4.1. Flight Experiment
Flight experiments were carried out at middle latitudes. The duration was 4 h, including a half-hour’s alignment. Firstly, the experiment was carried out based on the n-frame. After flying for half an hour, the navigation frame was changed to the G-frame until the end of the flight.
In order to evaluate the effects caused by navigation frame transformation, the results that are based on a local horizontal geographic frame are used as reference. Because the flight experiments are conducted at middle latitudes, there is no algorithm error introduced by the choice of navigation frame. The reference result is reliable. The navigation results, based on the covariance transformation and non-covariance transformation, are shown in
Figure 3.
As shown in
Figure 3a, the change of the filter structure results in a fluctuation of the relative attitude error. Among the attitude errors, the relative yaw error reaches the maximum value of 2.2 ‘without covariance transformation. As a comparison, the covariance transformation method reduces this error to 0.3’.
Figure 3b shows that the relative position error is less than 10 m, regardless of whether the covariance transformation is used. The INS/GNSS-integrated navigation filter uses the position information provided by GNSS as observations to correct the INS results, resulting in less position error. As shown in
Figure 3c,d, the maximum bias error of the gyroscope with and without covariance transformation reaches 0.003°/h and 0.01°/h, respectively. The maximum bias error of the accelerometer with and without covariance transformation reaches 6 μg and 50 μg, respectively. Because of the non-zero values of the non-diagonal elements in the covariance matrix, the bias estimates of the gyroscope and accelerometer are affected by the cross-coupling of other error states. As a result, the bias estimates of the gyroscope and accelerometer also show instability.

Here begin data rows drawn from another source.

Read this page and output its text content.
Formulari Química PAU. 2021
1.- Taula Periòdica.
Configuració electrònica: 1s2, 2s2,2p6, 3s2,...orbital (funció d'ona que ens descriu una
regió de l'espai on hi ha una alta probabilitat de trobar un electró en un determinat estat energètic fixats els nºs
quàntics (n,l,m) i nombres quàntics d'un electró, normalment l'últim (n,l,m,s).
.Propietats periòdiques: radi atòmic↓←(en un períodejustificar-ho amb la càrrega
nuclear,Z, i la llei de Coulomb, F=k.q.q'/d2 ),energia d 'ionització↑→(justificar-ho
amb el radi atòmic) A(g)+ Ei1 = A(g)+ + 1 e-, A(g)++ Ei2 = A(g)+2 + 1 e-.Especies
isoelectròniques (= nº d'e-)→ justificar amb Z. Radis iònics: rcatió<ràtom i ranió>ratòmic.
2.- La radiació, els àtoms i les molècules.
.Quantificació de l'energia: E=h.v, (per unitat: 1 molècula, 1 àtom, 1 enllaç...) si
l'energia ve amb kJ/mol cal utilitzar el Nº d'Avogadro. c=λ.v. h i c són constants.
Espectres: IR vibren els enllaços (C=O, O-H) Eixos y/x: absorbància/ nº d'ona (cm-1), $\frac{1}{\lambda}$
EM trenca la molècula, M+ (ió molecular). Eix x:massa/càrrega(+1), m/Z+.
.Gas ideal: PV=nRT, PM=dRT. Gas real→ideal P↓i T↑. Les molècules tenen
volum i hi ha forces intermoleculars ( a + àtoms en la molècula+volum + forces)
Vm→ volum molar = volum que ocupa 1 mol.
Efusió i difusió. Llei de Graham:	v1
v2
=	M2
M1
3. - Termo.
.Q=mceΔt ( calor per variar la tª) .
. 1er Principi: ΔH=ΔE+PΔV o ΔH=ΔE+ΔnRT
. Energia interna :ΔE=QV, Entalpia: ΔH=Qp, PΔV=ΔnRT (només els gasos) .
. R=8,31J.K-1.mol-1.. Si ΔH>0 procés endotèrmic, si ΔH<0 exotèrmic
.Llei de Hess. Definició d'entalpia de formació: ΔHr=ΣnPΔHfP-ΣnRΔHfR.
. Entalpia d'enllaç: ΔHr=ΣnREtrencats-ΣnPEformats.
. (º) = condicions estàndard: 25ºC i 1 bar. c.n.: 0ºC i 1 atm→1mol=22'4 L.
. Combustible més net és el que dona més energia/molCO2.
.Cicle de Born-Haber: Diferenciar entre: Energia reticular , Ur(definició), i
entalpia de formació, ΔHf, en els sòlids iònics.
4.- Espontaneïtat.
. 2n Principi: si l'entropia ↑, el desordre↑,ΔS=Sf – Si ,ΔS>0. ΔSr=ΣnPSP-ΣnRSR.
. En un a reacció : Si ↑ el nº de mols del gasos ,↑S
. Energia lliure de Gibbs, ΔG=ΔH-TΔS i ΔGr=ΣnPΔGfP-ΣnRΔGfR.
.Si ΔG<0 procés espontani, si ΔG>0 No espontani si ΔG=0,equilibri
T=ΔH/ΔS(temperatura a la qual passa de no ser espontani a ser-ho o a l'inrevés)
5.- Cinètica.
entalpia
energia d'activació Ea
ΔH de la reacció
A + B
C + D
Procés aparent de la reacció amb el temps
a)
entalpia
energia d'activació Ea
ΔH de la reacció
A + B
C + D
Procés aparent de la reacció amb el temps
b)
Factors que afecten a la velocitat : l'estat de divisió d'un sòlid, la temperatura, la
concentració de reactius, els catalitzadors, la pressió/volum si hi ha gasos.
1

The flight experiment was repeated six times. The results of the experiments are shown in
Table 1 and
Table 2.
To sum up, when the navigation frame changes directly, the integrated navigation results show severe fluctuation, taking more than an hour to reach stability again. The lower the observability of the error state, the larger the error amplitude. The integrated navigation results, based on the covariance transformation method, do not fluctuate during the change of the navigation frame, which is consistent with the reference results. Experimental results confirm the effectiveness of the proposed algorithm.
4.2. Semi-Physical Simulation Experiment
Pure mathematical simulation is difficult to use to accurately simulate an actual situation. Thus, a virtual polar-region method is used to convert the measured aviation data to 80° latitude, to obtain semi-physical simulation data [
20]. In this way, the reliability of the algorithm at high latitudes can be verified. In this simulation, the navigation result based on the G-frame is used as a reference, which will avoid the decrease of algorithm accuracy caused by the rise in latitude. The simulation results, based on the covariance transformation and non-covariance transformation, are shown in
Figure 4.
As can be seen in
Figure 4a, among the attitude errors, the relative yaw error is the largest. The relative yaw error reaches 5 ‘without covariance transformation. The integrated navigation result with covariance transformation has a less relative yaw error of 0.2’. As shown in
Figure 4b, the relative position error is 12 m, without covariance transformation. The integrated navigation result with covariance transformation shows better stability and a smaller relative position error of 8 m. As shown in
Figure 4c,d, the maximum bias error of the gyroscope with and without covariance transformation reached 0.001°/h and 0.02°/h, respectively. The maximum bias error of the accelerometer, with and without covariance transformation, reached 0.1 μg and 25 μg, respectively.